In the last decade, several methods were examined to treat textile wastewater. Yagub and colleagues (2014) reviewed the use of adsorption in dye removal from the aqueous solutions (Yagub et al. 2014). The regeneration of the adsorbent and the production of secondary pollutants have limited the process (Yalvaç et al. 2020). Membrane technology was also applied to treat and recycle textile wastewater (Cengiz Yatmaz et al. 2017; Nadeem et al. 2019). The initial cost and the fouling issues had not favored the membrane filtration (Lin et al. 2016). Coagulation and flocculation methods were also employed (Verma et al. 2012), but the possibility of generating extra sludge had become a significant concern (Amaral-Silva et al. 2016). According to Soares et al. (2017), biological treatment may not be sufficient if applied alone (Soares et al. 2017).
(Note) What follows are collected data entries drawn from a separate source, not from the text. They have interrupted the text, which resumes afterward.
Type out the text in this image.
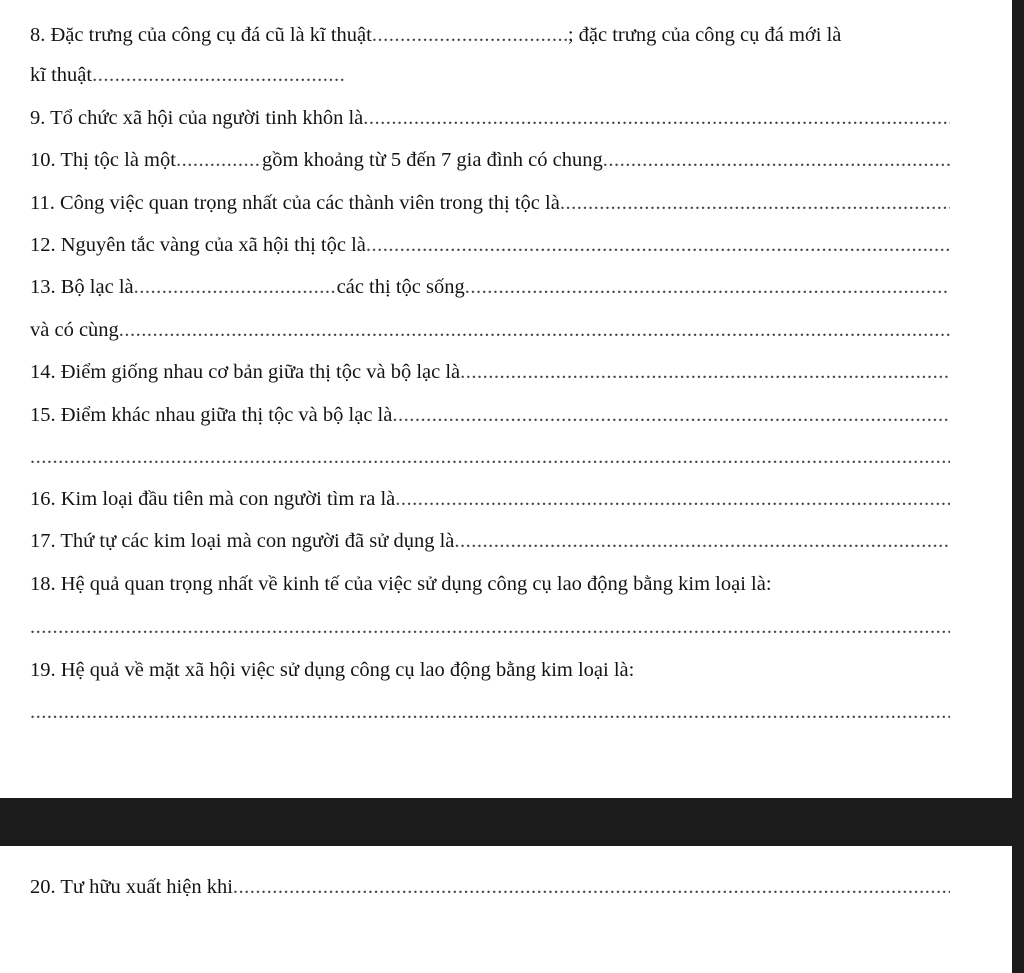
8. Đặc trưng của công cụ đá cũ là kĩ thuật .....	; đặc trưng của công cụ đá mới là
kĩ thuật
.....
9. Tổ chức xã hội của người tinh khôn là
.....
10. Thị tộc là một .....	gồm khoảng từ 5 đến 7 gia đình có chung
.....
11. Công việc quan trọng nhất của các thành viên trong thị tộc là
.....
12. Nguyên tắc vàng của xã hội thị tộc là
.....
13. Bộ lạc là .....	các thị tộc sống
.....
và có cùng
.....
14. Điểm giống nhau cơ bản giữa thị tộc và bộ lạc là
.....
15. Điểm khác nhau giữa thị tộc và bộ lạc là
.....
.....
16. Kim loại đầu tiên mà con người tìm ra là
.....
17. Thứ tự các kim loại mà con người đã sử dụng là
.....
18. Hệ quả quan trọng nhất về kinh tế của việc sử dụng công cụ lao động bằng kim loại là:
.....
19. Hệ quả về mặt xã hội việc sử dụng công cụ lao động bằng kim loại là:
.....
20. Tư hữu xuất hiện khi
.....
Advanced oxidation processes (AOPs) were implemented (Carvalho & Carvalho 2017). Despite their high performance, AOPs may generate other pollutants (Gągol et al. 2018). In regard to this, the electrochemical techniques have become more favorable because of their functionality, simplicity, safety, eco-friendliness, and low costs (Brillas & Martínez-Huitle 2015). The electrochemical treatment can degrade the pollutants in the textile wastewater via direct or indirect oxidation (Radjenovic & Sedlak 2015). The electrochemical techniques mainly include electrocoagulation/electro floatation, electro oxidation (EO), and electro reduction (Brillas & Martínez-Huitle 2015).
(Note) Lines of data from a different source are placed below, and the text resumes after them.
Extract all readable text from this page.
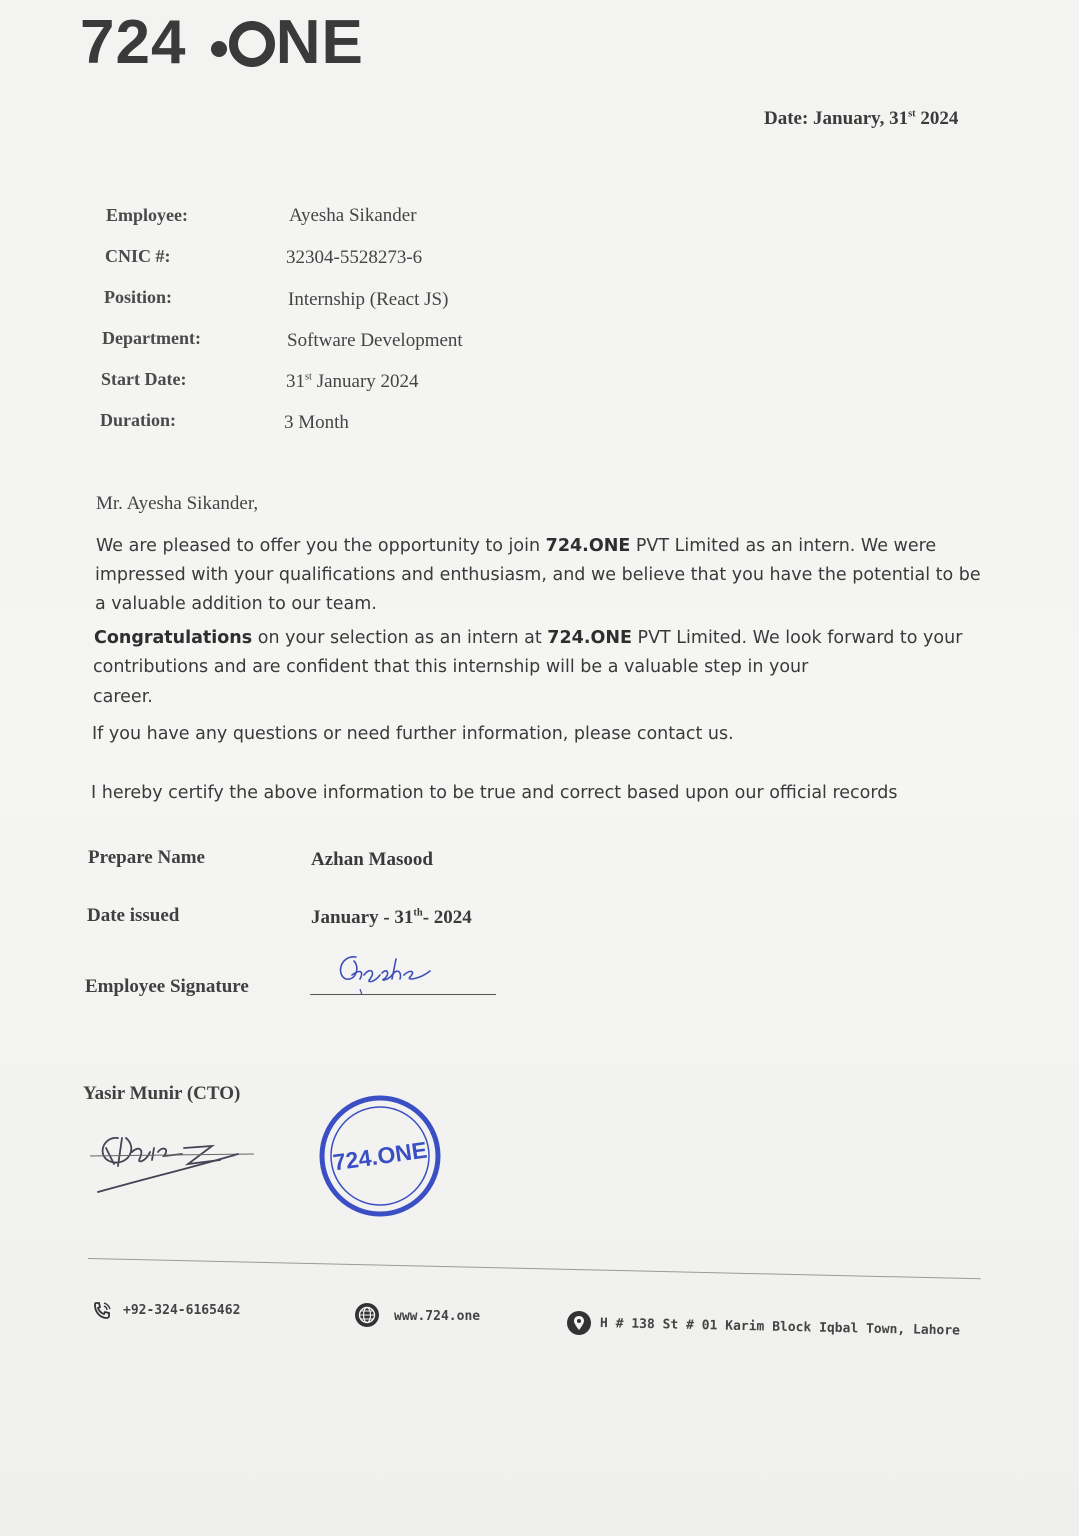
724 NE
Date: January, 31st 2024
Employee:	Ayesha Sikander
CNIC #:	32304-5528273-6
Position:	Internship (React JS)
Department:	Software Development
Start Date:	31st January 2024
Duration:	3 Month
Mr. Ayesha Sikander,
We are pleased to offer you the opportunity to join 724.ONE PVT Limited as an intern. We were
impressed with your qualifications and enthusiasm, and we believe that you have the potential to be
a valuable addition to our team.
Congratulations on your selection as an intern at 724.ONE PVT Limited. We look forward to your
contributions and are confident that this internship will be a valuable step in your
career.
If you have any questions or need further information, please contact us.
I hereby certify the above information to be true and correct based upon our official records
Prepare Name	Azhan Masood
Date issued	January - 31th- 2024
Employee Signature
Yasir Munir (CTO)
724.ONE
+92-324-6165462	www.724.one	H # 138 St # 01 Karim Block Iqbal Town, Lahore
EO has become the most popular electrochemical technique because it eliminates the redox chemicals, facilitates the reaction control by managing the current or potential, and increases the onsite treatment possibility (Panizza & Cerisola 2005). The material of the anode can influence the electrochemical mechanism and the produced material (Särkkä et al. 2015). Lead and lead oxide (Awad & Abo Galwa 2005), boron-doped diamond (Koparal et al. 2007; Zhu et al. 2018; Kuchtová et al. 2020), dimensionally stable anode (DSA) (Tavares et al. 2012; Zhang et al. 2012), and activated carbon cloth (ACC) (Cukierman 2013) electrodes were used as a base for the electrode in the EO process. Graphite electrodes had the attention of the researchers because of their low cost, low resistivity, chemical inertness and good conductivity (Kariyajjanavar et al. 2013a, 2013b). The degradation of the dyes by graphite electrodes can occur via direct or indirect oxidation (Hamza et al. 2011). The direct oxidation occurs at the graphite surface or electron transfer directly to the graphite anode. The presence of chlorine in the textile wastewater effluents makes indirect oxidation the dominant degradation mechanism. The oxidation of chlorine at the graphite anode yields active species that can oxidize the pollutants (Isik et al. 2020).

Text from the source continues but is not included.